We took a good chunk of time in the beginning of class just to work with the jo.  Nothing organized but most of us were doing the 31 jo kata.  After warming up a bit, Peter took us through a few techniques.

He definitely does things differently than I do for some stuff.  I did my best to try things his way.  Primarily, he was doing things that meant you had a positive grip on uke.  Not all the techniques I like to do have that component.  Some of them rely on uke's reaction.  However, if I don't get the natural reaction I want I would just move to a different technique.  I'm not stuck on doing just one thing.

Good class.  Nothing popping out at me.  There was one moment where he took me aside to try some stuff out.  He still thinks that the only direction otoshi finishes is at 90 degrees.  I've been taught that the initial direction of motion can dictate the ending spot.  However, in reality, I think you can throw wherever you like.  It's easy for people to see that with kotagaeshi.  You set someone up, you can throw them in any old direction with it.  But for otoshi.... for some reason people don't see that same options.


Toe is Still Holding Up

No real problems after practice Monday night so I taped myself up again and went Friday night.

There were a good number of students.  I think 9 of us showed up.  It being a hot day, Mr. Mulligan wanted to keep things light.  Probably good for me but I was dying to get some throws in.

When I shoed up, everyone was just standing around.  We attempted to prod the senior student to warm us up but he wasn't into it.  So, I warmed everyone up.  Nothing special, just got everyone stretched out and moving.

Friday nights class was a mixed bag for me.  Most of it were soft exercises such as tai no henko.  This is an exercise I generally don't like.  Most of the time it is shown in such a way that you strip uke.  As a good uke you're supposed to follow and try to keep good contact.  I did several with no muscle, then some pulling, and others with no muscle but keeping a live arm such that it may have appeared to someone that I was using muscle.  Not my favorite exercise.

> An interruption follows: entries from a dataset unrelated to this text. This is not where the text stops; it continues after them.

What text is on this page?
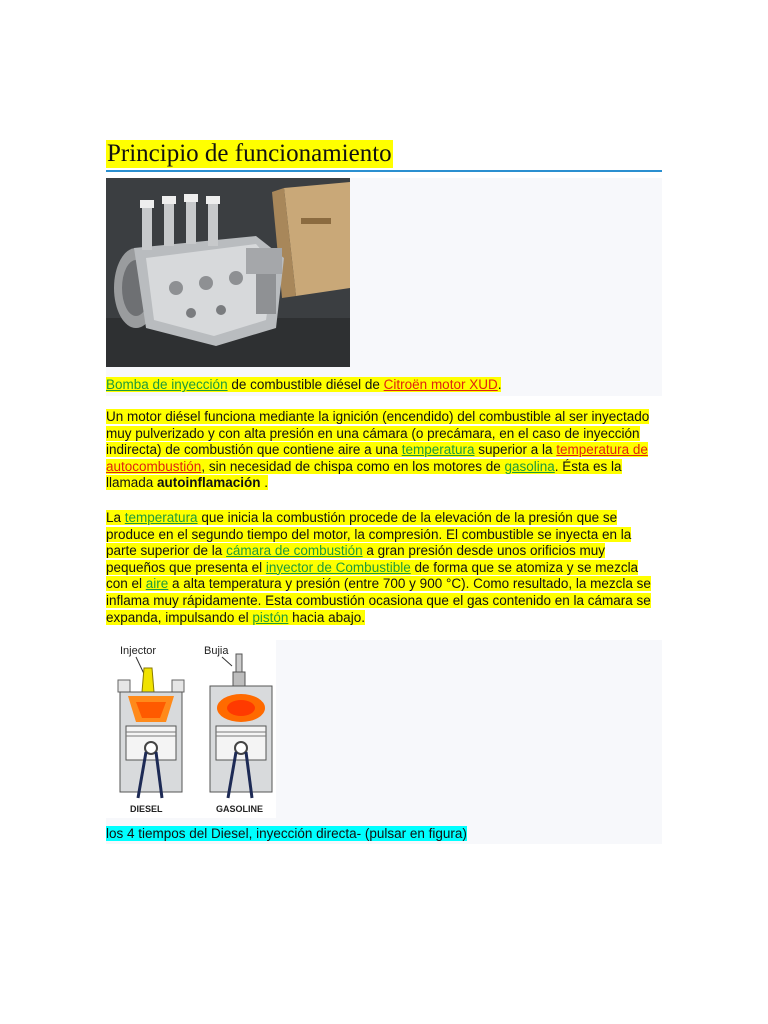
Principio de funcionamiento
Bomba de inyección de combustible diésel de Citroën motor XUD.

Un motor diésel funciona mediante la ignición (encendido) del combustible al ser inyectado muy pulverizado y con alta presión en una cámara (o precámara, en el caso de inyección indirecta) de combustión que contiene aire a una temperatura superior a la temperatura de autocombustión, sin necesidad de chispa como en los motores de gasolina. Ésta es la llamada autoinflamación .

La temperatura que inicia la combustión procede de la elevación de la presión que se produce en el segundo tiempo del motor, la compresión. El combustible se inyecta en la parte superior de la cámara de combustión a gran presión desde unos orificios muy pequeños que presenta el inyector de Combustible de forma que se atomiza y se mezcla con el aire a alta temperatura y presión (entre 700 y 900 °C). Como resultado, la mezcla se inflama muy rápidamente. Esta combustión ocasiona que el gas contenido en la cámara se expanda, impulsando el pistón hacia abajo.

Injector
DIESEL
Bujia
GASOLINE
los 4 tiempos del Diesel, inyección directa- (pulsar en figura)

We did do one thing that I got a kick out of.  One of the techniques Mr. Mulligan did was extremely close to something we did Monday night at North Shore Aikikai.  On Monday night there was this technique that starts off with a cross hand grip.  You move in front of uke's open side and bring the hand down in a curve down to the floor.  Uke is pulled over his toes and has to roll.

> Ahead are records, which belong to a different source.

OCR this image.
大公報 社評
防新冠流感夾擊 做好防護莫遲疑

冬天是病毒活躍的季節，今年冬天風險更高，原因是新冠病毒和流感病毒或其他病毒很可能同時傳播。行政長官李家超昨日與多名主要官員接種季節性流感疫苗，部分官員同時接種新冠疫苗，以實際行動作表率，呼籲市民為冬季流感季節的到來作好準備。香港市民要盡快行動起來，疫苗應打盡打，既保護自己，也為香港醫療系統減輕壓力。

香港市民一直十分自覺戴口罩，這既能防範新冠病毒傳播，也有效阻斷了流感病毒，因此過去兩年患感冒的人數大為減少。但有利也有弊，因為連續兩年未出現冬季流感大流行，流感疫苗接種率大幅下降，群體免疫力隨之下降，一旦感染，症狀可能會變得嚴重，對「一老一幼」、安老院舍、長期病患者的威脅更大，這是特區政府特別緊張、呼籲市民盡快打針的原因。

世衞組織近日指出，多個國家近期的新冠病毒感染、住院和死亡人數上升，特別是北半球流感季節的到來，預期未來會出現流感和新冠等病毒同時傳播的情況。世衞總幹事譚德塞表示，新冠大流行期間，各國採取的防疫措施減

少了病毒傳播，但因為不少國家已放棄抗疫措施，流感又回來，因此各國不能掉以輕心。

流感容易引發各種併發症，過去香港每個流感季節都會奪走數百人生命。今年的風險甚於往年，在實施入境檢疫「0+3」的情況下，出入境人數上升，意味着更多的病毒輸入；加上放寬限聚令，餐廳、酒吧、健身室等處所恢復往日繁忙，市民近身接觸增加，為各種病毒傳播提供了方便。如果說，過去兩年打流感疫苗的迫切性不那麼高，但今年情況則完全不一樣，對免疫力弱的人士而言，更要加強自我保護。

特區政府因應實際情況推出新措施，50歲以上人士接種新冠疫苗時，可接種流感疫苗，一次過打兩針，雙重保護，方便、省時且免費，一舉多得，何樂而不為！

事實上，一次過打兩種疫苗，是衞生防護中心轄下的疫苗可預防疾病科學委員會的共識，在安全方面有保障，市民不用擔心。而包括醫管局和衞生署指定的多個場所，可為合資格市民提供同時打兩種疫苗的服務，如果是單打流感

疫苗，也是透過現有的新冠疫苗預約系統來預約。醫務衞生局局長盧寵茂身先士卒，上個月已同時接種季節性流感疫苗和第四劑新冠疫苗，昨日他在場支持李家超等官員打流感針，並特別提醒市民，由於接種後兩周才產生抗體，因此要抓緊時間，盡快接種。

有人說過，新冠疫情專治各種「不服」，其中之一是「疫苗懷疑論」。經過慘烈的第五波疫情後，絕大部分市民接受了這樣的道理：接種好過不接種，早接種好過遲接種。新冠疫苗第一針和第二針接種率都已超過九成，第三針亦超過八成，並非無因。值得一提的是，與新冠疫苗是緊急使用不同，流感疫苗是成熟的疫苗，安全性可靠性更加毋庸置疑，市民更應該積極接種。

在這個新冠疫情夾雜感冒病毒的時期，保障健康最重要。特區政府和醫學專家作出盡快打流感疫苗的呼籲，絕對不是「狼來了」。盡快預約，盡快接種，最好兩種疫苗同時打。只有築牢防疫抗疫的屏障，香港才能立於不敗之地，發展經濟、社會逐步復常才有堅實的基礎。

Mr. Mulligan's version was a same side grip.  You move to the open side again but then tenkan and bring the forward leg back.  This effectively is the same thing.  There is a difference.  The version I did at NSA draws uke directly, and evenly over both feet.  The spot on the floor the hand goes is between them.  With Mr. Mulligan's version, uke's weight isn't evenly distributed.  It is at first put on uke's forward foot.  Usually you can as uke take up some of that force by using your hips and knees and so forth.  However, when the tenkan is done to the open side.  Uke's hand ends up being placed in the same position, forward and between his feet.  The difference though is that there is more of a circular feel to it.  Both versions are very cool.  I could play with just those two for quite a while.


Tuesday, July 07, 2015

Yay, Went to a Class

Thought I'd try out my toe Monday night at North Shore Aikikai.  I taped the toe to it's buddy.  Rob suggested I wrap the whole thing up.  Probably a good idea.  So her helped me tape it up and gave me some tips on wrapping.

Before class they asked me how I was doing so I tried a few rolls.  You come up with live toes.  It didn't feel bad.  It felt pretty normal today so I'd say I'm probably good to go.  I did notice that I was altering my ukemi some to protect the toe more.

Rob taught.  We did a few things.  One of the things I really liked to play with was a simple, cross hand wrist grab.  You move to uke's open side as you simply put your hand down on the mat.  Uke feels an off balance forward and then down.  I was starting to get it by the end.  The trick is to not use any muscle.  If you are pulling uke you aren't doing it like it was shown.